"Smart" de deuplication
I am working with a spreadsheet of around 100K lines. About 30K of them are actrually duplicated and need to be removed. Most people will say just use the deduplication feature and this is probably what I will do.
However for each duplicate one line has more information in it that the other so when I reduplicate I need to make sure the row with the extra information remains that one other row is removed. Luckily there is a column that has a value for the row I want to keep.
The below is a very simplfied version of the bigger table however you can see the DNS and IP columns are how I am finding the duplicates. Then I want to keep the row with more info or another way is keep the rows with "AGENT" in the Tracking column.

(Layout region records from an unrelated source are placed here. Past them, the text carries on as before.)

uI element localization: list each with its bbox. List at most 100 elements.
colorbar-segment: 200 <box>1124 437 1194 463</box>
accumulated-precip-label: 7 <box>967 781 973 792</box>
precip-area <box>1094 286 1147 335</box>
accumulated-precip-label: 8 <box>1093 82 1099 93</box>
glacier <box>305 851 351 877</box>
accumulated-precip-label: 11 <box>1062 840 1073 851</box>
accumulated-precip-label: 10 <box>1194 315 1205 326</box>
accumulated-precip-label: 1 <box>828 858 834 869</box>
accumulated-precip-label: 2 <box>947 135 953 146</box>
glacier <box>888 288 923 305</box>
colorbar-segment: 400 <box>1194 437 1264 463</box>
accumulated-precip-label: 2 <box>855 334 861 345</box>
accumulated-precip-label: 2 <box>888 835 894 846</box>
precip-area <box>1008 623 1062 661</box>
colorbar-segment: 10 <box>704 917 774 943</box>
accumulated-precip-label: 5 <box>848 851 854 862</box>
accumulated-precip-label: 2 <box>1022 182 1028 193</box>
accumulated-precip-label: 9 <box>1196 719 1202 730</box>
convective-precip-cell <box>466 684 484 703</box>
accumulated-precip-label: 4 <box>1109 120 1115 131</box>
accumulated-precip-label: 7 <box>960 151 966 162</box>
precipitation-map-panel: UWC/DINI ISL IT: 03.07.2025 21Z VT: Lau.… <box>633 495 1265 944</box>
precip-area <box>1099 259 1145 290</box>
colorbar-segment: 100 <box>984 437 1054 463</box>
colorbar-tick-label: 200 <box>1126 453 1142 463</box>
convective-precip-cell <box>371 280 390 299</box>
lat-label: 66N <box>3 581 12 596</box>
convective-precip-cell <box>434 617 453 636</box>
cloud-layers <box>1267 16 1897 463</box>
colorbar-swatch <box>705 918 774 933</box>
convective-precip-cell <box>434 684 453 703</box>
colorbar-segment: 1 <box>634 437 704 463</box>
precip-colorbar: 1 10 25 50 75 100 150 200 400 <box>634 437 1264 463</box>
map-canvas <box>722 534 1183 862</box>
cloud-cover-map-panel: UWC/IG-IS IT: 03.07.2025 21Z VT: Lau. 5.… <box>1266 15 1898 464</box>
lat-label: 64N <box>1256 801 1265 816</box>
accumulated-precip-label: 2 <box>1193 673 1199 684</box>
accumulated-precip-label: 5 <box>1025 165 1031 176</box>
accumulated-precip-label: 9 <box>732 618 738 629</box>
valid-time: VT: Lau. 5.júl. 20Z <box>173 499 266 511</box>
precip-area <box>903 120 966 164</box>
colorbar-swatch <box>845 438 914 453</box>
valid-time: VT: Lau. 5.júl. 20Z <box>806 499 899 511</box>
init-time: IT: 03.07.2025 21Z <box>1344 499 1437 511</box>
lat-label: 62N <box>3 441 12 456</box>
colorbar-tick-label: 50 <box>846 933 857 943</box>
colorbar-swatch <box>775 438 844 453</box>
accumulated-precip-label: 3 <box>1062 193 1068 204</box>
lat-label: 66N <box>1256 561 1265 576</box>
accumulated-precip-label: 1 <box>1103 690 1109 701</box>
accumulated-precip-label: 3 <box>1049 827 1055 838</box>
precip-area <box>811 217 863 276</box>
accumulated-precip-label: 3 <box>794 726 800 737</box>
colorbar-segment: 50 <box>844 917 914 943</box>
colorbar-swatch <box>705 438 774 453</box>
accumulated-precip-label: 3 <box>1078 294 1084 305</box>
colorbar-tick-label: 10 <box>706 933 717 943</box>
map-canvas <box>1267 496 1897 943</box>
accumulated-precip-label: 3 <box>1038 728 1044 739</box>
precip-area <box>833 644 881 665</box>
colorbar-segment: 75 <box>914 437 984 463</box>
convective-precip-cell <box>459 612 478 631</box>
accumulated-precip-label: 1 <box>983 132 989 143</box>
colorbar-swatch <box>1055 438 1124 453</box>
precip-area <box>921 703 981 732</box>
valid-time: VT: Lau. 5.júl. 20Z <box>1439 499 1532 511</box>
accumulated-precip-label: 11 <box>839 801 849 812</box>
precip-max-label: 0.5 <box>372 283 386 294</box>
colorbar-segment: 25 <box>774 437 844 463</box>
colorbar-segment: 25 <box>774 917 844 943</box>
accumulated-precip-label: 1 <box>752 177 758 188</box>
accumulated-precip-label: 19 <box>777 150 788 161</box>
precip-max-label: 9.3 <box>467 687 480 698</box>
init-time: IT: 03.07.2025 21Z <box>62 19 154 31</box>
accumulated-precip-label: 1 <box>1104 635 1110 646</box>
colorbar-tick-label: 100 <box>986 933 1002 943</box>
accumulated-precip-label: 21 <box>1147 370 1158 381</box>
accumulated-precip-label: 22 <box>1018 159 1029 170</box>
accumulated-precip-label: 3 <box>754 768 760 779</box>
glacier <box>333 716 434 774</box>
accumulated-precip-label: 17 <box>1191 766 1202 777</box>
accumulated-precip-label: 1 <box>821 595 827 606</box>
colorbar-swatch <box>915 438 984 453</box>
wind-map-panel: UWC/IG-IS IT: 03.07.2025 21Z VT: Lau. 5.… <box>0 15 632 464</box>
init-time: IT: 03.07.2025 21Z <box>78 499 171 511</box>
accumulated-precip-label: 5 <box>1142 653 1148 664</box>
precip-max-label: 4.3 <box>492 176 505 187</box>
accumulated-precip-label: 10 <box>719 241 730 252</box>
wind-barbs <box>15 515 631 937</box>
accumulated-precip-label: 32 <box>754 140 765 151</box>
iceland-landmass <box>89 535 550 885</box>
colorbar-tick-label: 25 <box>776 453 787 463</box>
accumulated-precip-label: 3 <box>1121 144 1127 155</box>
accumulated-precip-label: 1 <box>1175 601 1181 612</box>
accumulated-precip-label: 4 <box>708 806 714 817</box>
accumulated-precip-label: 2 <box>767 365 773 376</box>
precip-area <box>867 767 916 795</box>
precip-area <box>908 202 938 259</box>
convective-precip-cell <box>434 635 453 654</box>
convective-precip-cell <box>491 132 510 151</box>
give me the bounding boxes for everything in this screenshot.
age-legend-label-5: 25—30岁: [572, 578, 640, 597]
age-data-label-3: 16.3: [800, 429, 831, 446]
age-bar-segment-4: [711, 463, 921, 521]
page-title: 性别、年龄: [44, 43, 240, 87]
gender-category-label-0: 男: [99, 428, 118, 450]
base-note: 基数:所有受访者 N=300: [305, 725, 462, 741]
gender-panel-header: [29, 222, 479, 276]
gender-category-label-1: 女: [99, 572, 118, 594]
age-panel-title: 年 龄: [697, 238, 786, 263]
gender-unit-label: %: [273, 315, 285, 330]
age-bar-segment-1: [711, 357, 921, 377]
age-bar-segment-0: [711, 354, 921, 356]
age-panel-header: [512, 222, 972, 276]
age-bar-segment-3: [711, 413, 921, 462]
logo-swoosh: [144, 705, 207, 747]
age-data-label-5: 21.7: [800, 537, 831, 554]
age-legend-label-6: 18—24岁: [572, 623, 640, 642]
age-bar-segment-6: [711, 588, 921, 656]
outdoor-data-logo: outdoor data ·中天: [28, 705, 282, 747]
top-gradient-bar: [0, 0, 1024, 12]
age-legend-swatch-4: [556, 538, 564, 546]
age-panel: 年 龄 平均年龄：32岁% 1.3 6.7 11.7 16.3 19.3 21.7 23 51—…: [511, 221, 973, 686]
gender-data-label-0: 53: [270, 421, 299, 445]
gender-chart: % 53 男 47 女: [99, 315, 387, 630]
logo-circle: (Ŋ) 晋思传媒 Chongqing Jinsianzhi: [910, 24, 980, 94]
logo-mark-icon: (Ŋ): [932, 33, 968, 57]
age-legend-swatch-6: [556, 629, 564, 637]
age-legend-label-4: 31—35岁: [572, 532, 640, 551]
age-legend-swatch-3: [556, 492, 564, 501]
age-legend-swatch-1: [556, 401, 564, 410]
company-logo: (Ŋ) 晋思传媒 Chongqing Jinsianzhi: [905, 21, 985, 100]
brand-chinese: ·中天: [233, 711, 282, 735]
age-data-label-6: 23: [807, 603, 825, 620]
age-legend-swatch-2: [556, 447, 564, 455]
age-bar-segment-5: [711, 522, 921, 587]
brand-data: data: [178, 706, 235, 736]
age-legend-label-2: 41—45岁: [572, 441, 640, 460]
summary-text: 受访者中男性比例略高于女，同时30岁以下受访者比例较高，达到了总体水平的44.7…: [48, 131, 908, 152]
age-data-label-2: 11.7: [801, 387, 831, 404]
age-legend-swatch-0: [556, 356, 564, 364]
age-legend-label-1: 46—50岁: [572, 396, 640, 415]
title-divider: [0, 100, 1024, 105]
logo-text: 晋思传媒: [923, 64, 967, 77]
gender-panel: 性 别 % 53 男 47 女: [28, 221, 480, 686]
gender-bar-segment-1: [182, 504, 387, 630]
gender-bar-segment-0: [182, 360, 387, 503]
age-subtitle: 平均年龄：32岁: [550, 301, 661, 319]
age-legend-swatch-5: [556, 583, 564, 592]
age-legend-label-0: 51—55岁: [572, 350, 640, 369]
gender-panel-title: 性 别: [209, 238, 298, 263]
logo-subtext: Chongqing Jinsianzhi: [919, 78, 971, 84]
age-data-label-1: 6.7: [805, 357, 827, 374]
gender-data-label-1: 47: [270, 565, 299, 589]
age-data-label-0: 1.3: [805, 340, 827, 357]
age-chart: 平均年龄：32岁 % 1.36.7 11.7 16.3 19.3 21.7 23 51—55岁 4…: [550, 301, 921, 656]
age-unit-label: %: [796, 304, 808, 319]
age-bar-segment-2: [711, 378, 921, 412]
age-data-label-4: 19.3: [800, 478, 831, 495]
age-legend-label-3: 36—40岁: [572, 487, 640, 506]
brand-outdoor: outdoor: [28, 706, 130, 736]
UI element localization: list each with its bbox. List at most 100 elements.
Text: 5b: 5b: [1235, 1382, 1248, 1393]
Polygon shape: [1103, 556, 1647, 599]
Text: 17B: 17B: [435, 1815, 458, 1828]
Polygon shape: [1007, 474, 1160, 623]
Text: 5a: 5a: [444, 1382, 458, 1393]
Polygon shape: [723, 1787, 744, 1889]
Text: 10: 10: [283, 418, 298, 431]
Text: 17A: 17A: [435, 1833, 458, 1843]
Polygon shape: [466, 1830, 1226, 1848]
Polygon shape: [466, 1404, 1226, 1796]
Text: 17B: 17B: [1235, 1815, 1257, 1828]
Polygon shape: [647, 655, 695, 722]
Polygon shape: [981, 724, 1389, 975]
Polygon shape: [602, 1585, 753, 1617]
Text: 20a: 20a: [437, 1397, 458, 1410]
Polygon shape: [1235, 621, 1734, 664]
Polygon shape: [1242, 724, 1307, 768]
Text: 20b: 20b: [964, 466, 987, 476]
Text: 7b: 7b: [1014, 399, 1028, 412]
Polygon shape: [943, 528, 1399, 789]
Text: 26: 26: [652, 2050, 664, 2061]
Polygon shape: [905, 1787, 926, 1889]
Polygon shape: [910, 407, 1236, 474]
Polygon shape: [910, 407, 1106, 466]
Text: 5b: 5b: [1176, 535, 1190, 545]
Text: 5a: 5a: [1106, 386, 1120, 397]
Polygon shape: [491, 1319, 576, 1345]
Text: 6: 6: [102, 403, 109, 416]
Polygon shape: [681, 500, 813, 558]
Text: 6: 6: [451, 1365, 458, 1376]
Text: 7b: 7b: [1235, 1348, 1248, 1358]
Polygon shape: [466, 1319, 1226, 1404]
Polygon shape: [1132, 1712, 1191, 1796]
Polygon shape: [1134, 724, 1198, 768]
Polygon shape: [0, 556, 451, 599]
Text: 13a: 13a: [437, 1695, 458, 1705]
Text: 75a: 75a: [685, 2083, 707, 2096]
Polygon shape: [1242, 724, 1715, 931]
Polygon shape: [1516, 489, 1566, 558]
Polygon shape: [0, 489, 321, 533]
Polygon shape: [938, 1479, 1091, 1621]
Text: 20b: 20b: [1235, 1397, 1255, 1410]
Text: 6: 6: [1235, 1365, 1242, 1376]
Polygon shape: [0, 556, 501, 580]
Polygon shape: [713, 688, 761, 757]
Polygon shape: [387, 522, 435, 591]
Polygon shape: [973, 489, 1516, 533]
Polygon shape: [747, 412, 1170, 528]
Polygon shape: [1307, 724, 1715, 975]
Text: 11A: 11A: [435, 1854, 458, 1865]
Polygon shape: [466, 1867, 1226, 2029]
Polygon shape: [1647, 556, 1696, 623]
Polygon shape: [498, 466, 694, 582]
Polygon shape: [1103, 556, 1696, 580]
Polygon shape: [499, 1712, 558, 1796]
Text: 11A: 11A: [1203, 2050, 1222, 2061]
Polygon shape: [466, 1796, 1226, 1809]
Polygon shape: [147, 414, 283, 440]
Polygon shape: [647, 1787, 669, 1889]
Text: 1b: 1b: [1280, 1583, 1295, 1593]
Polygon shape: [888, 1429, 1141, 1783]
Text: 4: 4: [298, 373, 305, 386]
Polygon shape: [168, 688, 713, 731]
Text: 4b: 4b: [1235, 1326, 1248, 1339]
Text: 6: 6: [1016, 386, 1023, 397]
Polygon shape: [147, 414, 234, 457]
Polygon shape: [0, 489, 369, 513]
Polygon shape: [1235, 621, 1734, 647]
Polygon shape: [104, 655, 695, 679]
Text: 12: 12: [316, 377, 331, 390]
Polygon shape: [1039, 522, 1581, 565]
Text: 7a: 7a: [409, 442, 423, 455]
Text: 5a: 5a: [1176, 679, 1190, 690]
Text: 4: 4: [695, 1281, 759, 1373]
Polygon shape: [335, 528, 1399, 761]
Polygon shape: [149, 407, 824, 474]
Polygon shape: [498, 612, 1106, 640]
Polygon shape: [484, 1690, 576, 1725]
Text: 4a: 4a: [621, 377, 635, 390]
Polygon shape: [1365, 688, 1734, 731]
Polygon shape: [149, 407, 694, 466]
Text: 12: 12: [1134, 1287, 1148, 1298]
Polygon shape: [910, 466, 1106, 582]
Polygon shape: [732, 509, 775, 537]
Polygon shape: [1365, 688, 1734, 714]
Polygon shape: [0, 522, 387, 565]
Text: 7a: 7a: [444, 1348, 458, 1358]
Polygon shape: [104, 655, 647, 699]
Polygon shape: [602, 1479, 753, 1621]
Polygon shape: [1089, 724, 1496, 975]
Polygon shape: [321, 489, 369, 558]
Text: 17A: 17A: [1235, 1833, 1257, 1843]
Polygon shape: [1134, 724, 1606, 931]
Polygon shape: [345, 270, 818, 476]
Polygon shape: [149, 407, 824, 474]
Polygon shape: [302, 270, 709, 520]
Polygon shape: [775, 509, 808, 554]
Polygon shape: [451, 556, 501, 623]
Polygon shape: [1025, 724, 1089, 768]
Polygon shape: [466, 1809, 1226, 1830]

DC | DNS | Scan | IP | Country | ID | Tracking |
unknown | hostname1 | central | 192.168.0.1 | US | 86171 | AGENT |
local | hostname1 | local | 192.168.0.1 | 86171 | SCAN | |
unknown | hostname1 | central | 192.168.0.2 | US | 86172 | AGENT |
local | hostname1 | local | 192.168.0.2 | 86172 | SCAN | |
unknown | hostname1 | central | 192.168.0.3 | US | 86173 | AGENT |
local | hostname1 | local | 192.168.0.3 | 86173 | SCAN |
I do the reduplication using the DNS and IP columns but I don't see how I can tell it to keep the row I want. How does excel choose? Does it just keep the first row and delete the second for example?
Thanks.